Step 5: Train generator with the output of discriminator. Now when the discriminator is trained, you can get its predictions and use it as an objective for training the generator. Train the generator to fool the discriminator.
Step 6: Repeat step 3 to step 5 for a few epochs.
Implications
Potentially you can duplicate almost anything
Generate fake news
Create books and novels with unimaginable stories
6. Natural Language Processing and Understanding
Processing: Manipulation of text and other media related to language
Text, handwriting, speech
Language Statistics
Read, decipher, understand, and make sense of the human languages in a manner that is valuable
Understanding
Mapping words to knowledge
Acting on text corpora
Used in language processing
Speech recognition
Handwriting Recognition
Language Translation
Forensics: writer recognition
Speech and language technology relies on formal models, or representations, of knowledge of language at different levels
phonology and phonetics
morphology, syntax, semantics
pragmatics and discourse.
Methodologies and technologies
NLP Pipeline
Statistical/ML Tools
Knowledge Graphs
Language Models
Deep Networks
Applications
Document Processing
Question Answering
Machine Translation
Conversational Assistants
Language processing
Part-of-speech tagging: It involves identifying the part of speech for every word.
Noun, verb, etc.
Parsing: It involves undertaking grammatical analysis for the provided sentence.

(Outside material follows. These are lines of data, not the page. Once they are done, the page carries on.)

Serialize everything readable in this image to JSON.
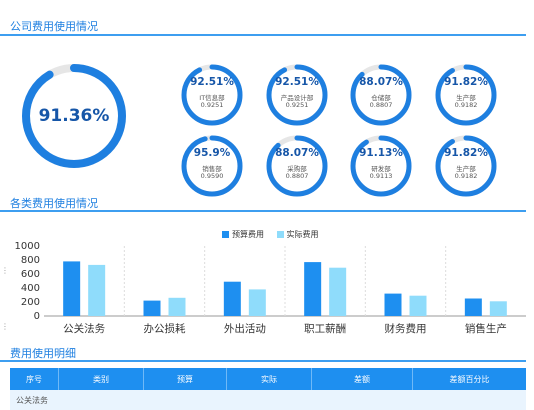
{
  "sections": {
    "overview_title": "公司费用使用情况",
    "categories_title": "各类费用使用情况",
    "detail_title": "费用使用明细"
  },
  "overall": {
    "percent_text": "91.36%",
    "value": 0.9136
  },
  "departments": [
    {
      "percent_text": "92.51%",
      "name": "IT信息部",
      "ratio": "0.9251",
      "value": 0.9251
    },
    {
      "percent_text": "92.51%",
      "name": "产品设计部",
      "ratio": "0.9251",
      "value": 0.9251
    },
    {
      "percent_text": "88.07%",
      "name": "仓储部",
      "ratio": "0.8807",
      "value": 0.8807
    },
    {
      "percent_text": "91.82%",
      "name": "生产部",
      "ratio": "0.9182",
      "value": 0.9182
    },
    {
      "percent_text": "95.9%",
      "name": "销售部",
      "ratio": "0.9590",
      "value": 0.959
    },
    {
      "percent_text": "88.07%",
      "name": "采购部",
      "ratio": "0.8807",
      "value": 0.8807
    },
    {
      "percent_text": "91.13%",
      "name": "研发部",
      "ratio": "0.9113",
      "value": 0.9113
    },
    {
      "percent_text": "91.82%",
      "name": "生产部",
      "ratio": "0.9182",
      "value": 0.9182
    }
  ],
  "colors": {
    "accent": "#1e7fe0",
    "gauge_fill": "#1e7fe0",
    "gauge_track": "#e6e6e6",
    "budget": "#1e8ff0",
    "actual": "#8fdcfb",
    "table_header": "#1e8ff0"
  },
  "chart_data": {
    "type": "bar",
    "categories": [
      "公关法务",
      "办公损耗",
      "外出活动",
      "职工薪酬",
      "财务费用",
      "销售生产"
    ],
    "series": [
      {
        "name": "预算费用",
        "values": [
          780,
          220,
          490,
          770,
          320,
          250
        ]
      },
      {
        "name": "实际费用",
        "values": [
          730,
          260,
          380,
          690,
          290,
          210
        ]
      }
    ],
    "yticks": [
      "1000",
      "800",
      "600",
      "400",
      "200",
      "0"
    ],
    "ylim": [
      0,
      1000
    ],
    "legend_position": "top-center",
    "grid": false
  },
  "detail_table": {
    "columns": [
      "序号",
      "类别",
      "预算",
      "实际",
      "差额",
      "差额百分比"
    ],
    "rows": [
      [
        "公关法务"
      ]
    ]
  }
}
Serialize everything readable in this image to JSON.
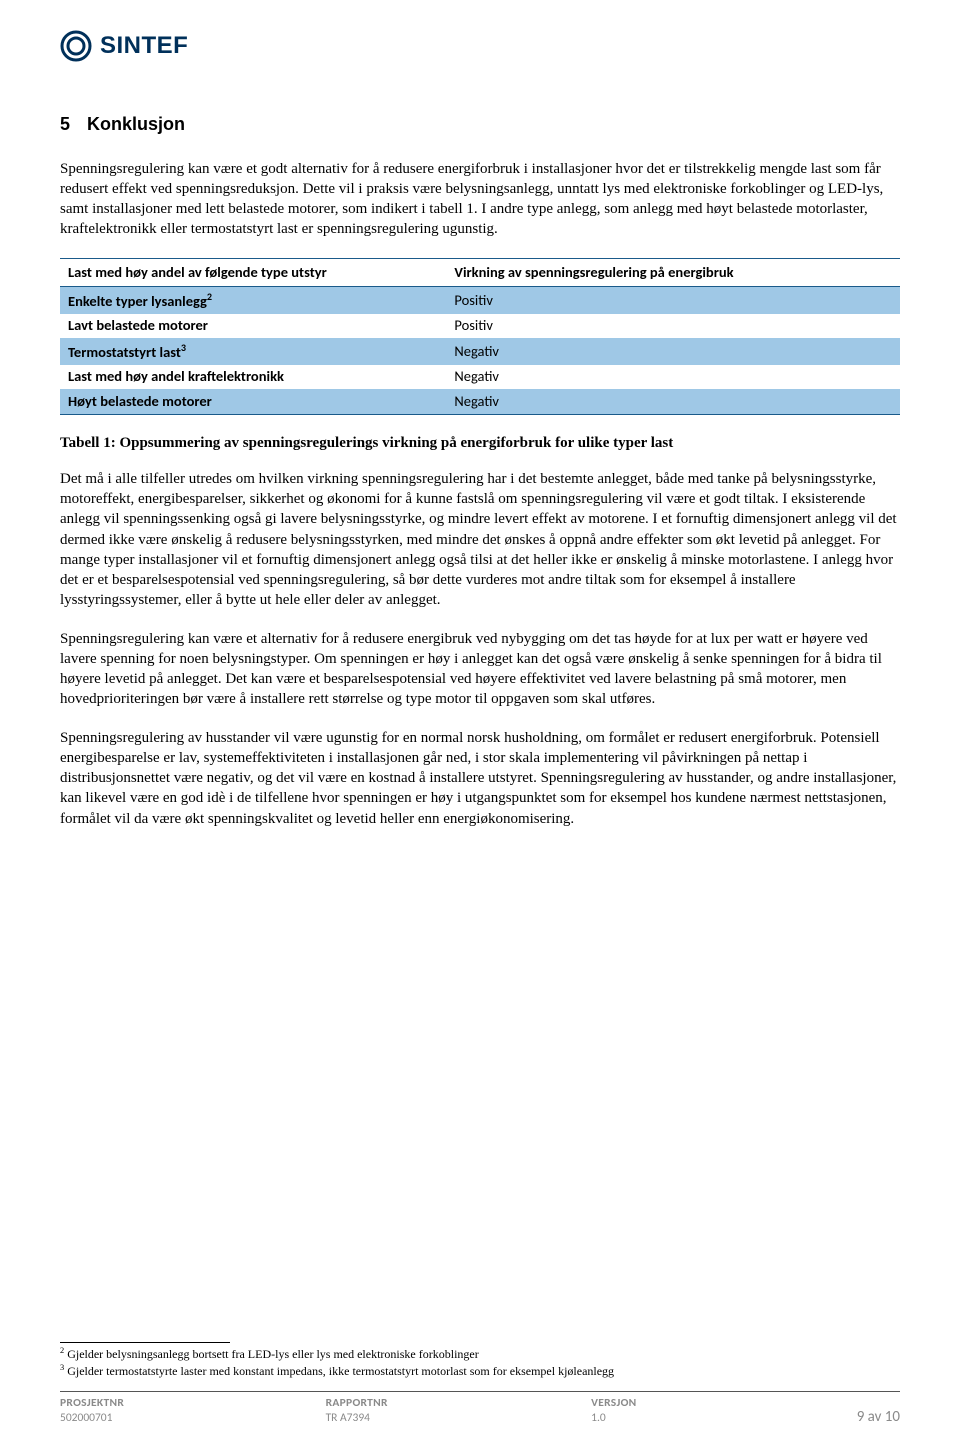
{
  "logo": {
    "text": "SINTEF",
    "color": "#00305a"
  },
  "section": {
    "number": "5",
    "title": "Konklusjon"
  },
  "para1": "Spenningsregulering kan være et godt alternativ for å redusere energiforbruk i installasjoner hvor det er tilstrekkelig mengde last som får redusert effekt ved spenningsreduksjon. Dette vil i praksis være belysningsanlegg, unntatt lys med elektroniske forkoblinger og LED-lys, samt installasjoner med lett belastede motorer, som indikert i tabell 1. I andre type anlegg, som anlegg med høyt belastede motorlaster, kraftelektronikk eller termostatstyrt last er spenningsregulering ugunstig.",
  "table": {
    "shade_color": "#9fc8e6",
    "border_color": "#1a5a8a",
    "headers": [
      "Last med høy andel av følgende type utstyr",
      "Virkning av spenningsregulering på energibruk"
    ],
    "rows": [
      {
        "left_html": "Enkelte typer lysanlegg<sup>2</sup>",
        "right": "Positiv",
        "shade": true
      },
      {
        "left_html": "Lavt belastede motorer",
        "right": "Positiv",
        "shade": false
      },
      {
        "left_html": "Termostatstyrt last<sup>3</sup>",
        "right": "Negativ",
        "shade": true
      },
      {
        "left_html": "Last med høy andel kraftelektronikk",
        "right": "Negativ",
        "shade": false
      },
      {
        "left_html": "Høyt belastede motorer",
        "right": "Negativ",
        "shade": true
      }
    ]
  },
  "caption": "Tabell 1: Oppsummering av spenningsregulerings virkning på energiforbruk for ulike typer last",
  "para2": "Det må i alle tilfeller utredes om hvilken virkning spenningsregulering har i det bestemte anlegget, både med tanke på belysningsstyrke, motoreffekt, energibesparelser, sikkerhet og økonomi for å kunne fastslå om spenningsregulering vil være et godt tiltak. I eksisterende anlegg vil spenningssenking også gi lavere belysningsstyrke, og mindre levert effekt av motorene. I et fornuftig dimensjonert anlegg vil det dermed ikke være ønskelig å redusere belysningsstyrken, med mindre det ønskes å oppnå andre effekter som økt levetid på anlegget. For mange typer installasjoner vil et fornuftig dimensjonert anlegg også tilsi at det heller ikke er ønskelig å minske motorlastene. I anlegg hvor det er et besparelsespotensial ved spenningsregulering, så bør dette vurderes mot andre tiltak som for eksempel å installere lysstyringssystemer, eller å bytte ut hele eller deler av anlegget.",
  "para3": "Spenningsregulering kan være et alternativ for å redusere energibruk ved nybygging om det tas høyde for at lux per watt er høyere ved lavere spenning for noen belysningstyper. Om spenningen er høy i anlegget kan det også være ønskelig å senke spenningen for å bidra til høyere levetid på anlegget. Det kan være et besparelsespotensial ved høyere effektivitet ved lavere belastning på små motorer, men hovedprioriteringen bør være å installere rett størrelse og type motor til oppgaven som skal utføres.",
  "para4": "Spenningsregulering av husstander vil være ugunstig for en normal norsk husholdning, om formålet er redusert energiforbruk. Potensiell energibesparelse er lav, systemeffektiviteten i installasjonen går ned, i stor skala implementering vil påvirkningen på nettap i distribusjonsnettet være negativ, og det vil være en kostnad å installere utstyret. Spenningsregulering av husstander, og andre installasjoner, kan likevel være en god idè i de tilfellene hvor spenningen er høy i utgangspunktet som for eksempel hos kundene nærmest nettstasjonen, formålet vil da være økt spenningskvalitet og levetid heller enn energiøkonomisering.",
  "footnotes": {
    "2": "Gjelder belysningsanlegg bortsett fra LED-lys eller lys med elektroniske forkoblinger",
    "3": "Gjelder termostatstyrte laster med konstant impedans, ikke termostatstyrt motorlast som for eksempel kjøleanlegg"
  },
  "footer": {
    "col1": {
      "label": "PROSJEKTNR",
      "value": "502000701"
    },
    "col2": {
      "label": "RAPPORTNR",
      "value": "TR A7394"
    },
    "col3": {
      "label": "VERSJON",
      "value": "1.0"
    },
    "page": "9 av 10"
  }
}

Sentence breaking: It involves placing sentence boundaries on a large piece of text.
Stemming: It involves cutting the inflected words to their root form
Tradition and traditional have the same stem “tradit”
Semantics
Named entity recognition (NER): It involves determining the parts of a text that can be identified and categorized into preset groups.
names of people
names of places.
Word sense disambiguation: It involves giving meaning to a word based on the context.
Apple the fruit vs Apple the computer
Natural language generation: It involves using databases to derive semantic intentions and convert them into human language.